The train station of San Bento was built in the early 9th century on the ruins of the former convent of San Bento's Ave Maria. Although the entrance of its facade is stately and old, the true gem can be found on its inside: A hall decorated with more than 20,000 pieces of mosaic that reiterates the history of Portugal.
The tram (or the electric) is actually more than just a means of transportation, it's also a tourist attraction, due to the growing popularity of the metro and other high-speed, modern transportation. Only about a half dozen trams operate on four lines, but the tram system is not without its own charm when you're taking a ride in one of these old "electric cars" in the middle of the city. You can visit the [poi = 70777] Electric Trolley Museum [/ poi], which allows you to get up close and personal with several refurbished electric cars. There is also a modern subway line that runs through the upper Luis I Bridge to Porto that connects with [poi = 72079] Vila Nova de Gaia [/ poi], on the other side of the Duero.

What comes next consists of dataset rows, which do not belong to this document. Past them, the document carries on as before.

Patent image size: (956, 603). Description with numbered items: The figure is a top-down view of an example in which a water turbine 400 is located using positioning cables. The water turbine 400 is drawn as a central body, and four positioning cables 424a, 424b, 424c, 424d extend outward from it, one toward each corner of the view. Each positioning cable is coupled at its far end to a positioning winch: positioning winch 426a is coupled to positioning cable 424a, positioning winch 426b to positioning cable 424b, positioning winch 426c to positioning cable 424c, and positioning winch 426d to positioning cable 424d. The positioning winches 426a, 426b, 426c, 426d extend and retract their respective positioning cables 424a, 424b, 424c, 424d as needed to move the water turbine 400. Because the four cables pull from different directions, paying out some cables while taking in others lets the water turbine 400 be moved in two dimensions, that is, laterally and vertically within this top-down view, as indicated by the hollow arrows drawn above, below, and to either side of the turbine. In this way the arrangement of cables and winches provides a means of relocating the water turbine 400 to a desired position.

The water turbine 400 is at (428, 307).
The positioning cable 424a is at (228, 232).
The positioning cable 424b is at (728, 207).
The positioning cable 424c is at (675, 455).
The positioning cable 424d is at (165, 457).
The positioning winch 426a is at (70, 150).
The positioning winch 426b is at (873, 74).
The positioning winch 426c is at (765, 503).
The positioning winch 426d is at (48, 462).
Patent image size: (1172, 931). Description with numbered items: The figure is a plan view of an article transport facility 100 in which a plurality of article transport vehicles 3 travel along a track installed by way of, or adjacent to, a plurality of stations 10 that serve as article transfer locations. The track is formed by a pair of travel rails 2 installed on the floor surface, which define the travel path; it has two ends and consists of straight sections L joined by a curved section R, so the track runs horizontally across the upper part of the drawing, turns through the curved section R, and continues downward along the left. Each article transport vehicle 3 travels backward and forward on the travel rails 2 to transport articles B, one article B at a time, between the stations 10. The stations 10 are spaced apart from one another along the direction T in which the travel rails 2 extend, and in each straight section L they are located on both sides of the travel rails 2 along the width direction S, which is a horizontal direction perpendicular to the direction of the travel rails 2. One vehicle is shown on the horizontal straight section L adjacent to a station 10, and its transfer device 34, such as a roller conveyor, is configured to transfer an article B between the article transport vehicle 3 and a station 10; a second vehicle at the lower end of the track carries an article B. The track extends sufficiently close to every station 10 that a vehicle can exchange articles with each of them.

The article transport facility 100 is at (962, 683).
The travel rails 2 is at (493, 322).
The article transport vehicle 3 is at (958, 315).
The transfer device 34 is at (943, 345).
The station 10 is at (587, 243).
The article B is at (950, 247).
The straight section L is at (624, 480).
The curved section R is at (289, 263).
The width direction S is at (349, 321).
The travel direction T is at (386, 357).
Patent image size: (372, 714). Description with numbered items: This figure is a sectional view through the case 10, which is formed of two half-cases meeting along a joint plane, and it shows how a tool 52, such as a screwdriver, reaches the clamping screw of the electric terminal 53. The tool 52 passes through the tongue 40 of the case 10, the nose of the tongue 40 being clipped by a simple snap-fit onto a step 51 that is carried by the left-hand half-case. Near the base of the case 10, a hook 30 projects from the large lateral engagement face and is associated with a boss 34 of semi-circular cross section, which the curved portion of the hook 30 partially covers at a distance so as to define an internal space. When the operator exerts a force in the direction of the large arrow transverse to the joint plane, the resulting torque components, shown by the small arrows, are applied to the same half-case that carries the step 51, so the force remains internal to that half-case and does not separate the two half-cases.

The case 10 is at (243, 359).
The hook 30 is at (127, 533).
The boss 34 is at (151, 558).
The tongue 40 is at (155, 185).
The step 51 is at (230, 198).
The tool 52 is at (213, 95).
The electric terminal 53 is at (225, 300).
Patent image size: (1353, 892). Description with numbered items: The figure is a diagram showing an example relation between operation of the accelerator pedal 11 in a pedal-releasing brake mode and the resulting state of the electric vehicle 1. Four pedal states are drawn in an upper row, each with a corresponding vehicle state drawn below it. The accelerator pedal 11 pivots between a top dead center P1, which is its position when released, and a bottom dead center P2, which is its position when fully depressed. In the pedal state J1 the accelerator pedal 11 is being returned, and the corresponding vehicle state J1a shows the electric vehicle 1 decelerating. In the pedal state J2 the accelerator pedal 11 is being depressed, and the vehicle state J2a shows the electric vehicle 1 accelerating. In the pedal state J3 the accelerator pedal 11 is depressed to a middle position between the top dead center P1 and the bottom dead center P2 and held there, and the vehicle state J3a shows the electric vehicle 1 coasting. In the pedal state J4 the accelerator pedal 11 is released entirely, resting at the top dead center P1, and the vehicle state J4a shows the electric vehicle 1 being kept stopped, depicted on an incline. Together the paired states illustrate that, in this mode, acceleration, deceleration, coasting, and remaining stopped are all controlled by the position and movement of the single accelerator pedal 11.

Oporto has has a metro since 2003 and currently there are 5 lines with 2 more are under construction. It uses the Andante card with an embedded computer chip, thus Porto is the first city to use public transport with low cost, contactless tickets. So, the user keeps the card (in their purse or wallet) only having to pass through the scanner to validate the trip. I took the Metro from Porto Airport to the train station and a very nice subway worker helped me buy the ticket and explained how to use it. I found no problems.
The train station in Viana city center is next to the giant Estação Viana Shopping Centre and was built in the late nineteenth century, by project engineer Alfredo Soares who combined traditional elements (wood, granite and tiles) with industrial materials (iron). It's unique in that there is a closed transit platform, which is, permanently, an old metal train that's very curious. Near the entrance to the platforms there's a lift to the top of the pedestrian bridge that crosses the tracks, at the end of which is the foot of the funicular of Santa Luzia.
Lisbon surprises you, even before heading out to sightsee, just enter a subway station and you'll be surprised by the details, originality and art. As shown, Olaias station is full of color. I advise getting a metro card and recharging it again and again as it's more cost effective.
Guimarães train station is on the southern approach to the city (from the highway A-11, A-7/A-24 and N-106), on João IV Avenue in front of Hotel Boss. It's a modern building (with the appearance of being new) although not very large, there are lockers for ticket sales, a waiting room, a coffee bar, two platforms and an outdoor car park. Guimarães is the last station, it's the end of the line for Alpha Pendular, Intercity and regional trains.
Lisbon is Alfama, Barrio Alto, Fado, trams, cod, Baixa, Belem, longing - but there's also a modern and cosmopolitan Lisbon, like the renowned Nations Field. On the occasion of the Universal Exhibition, at the end of the last century, this area was completely remodeled and now has several prominent buildings. One of them, perhaps the most spectacular, is home to the East Railway Station.
Calatrava's station is located in the Oriente neighbourhood in Lisbon. It was built for "Exposicion Universal" and it is very impressive. The station and it's surroundings, with modern buildings, shopping centres and many restaurants make this area the most modern part of Lisbon. It is a must to walk around here if you're going to walk around the Alfama and Chiado neighbourhoods.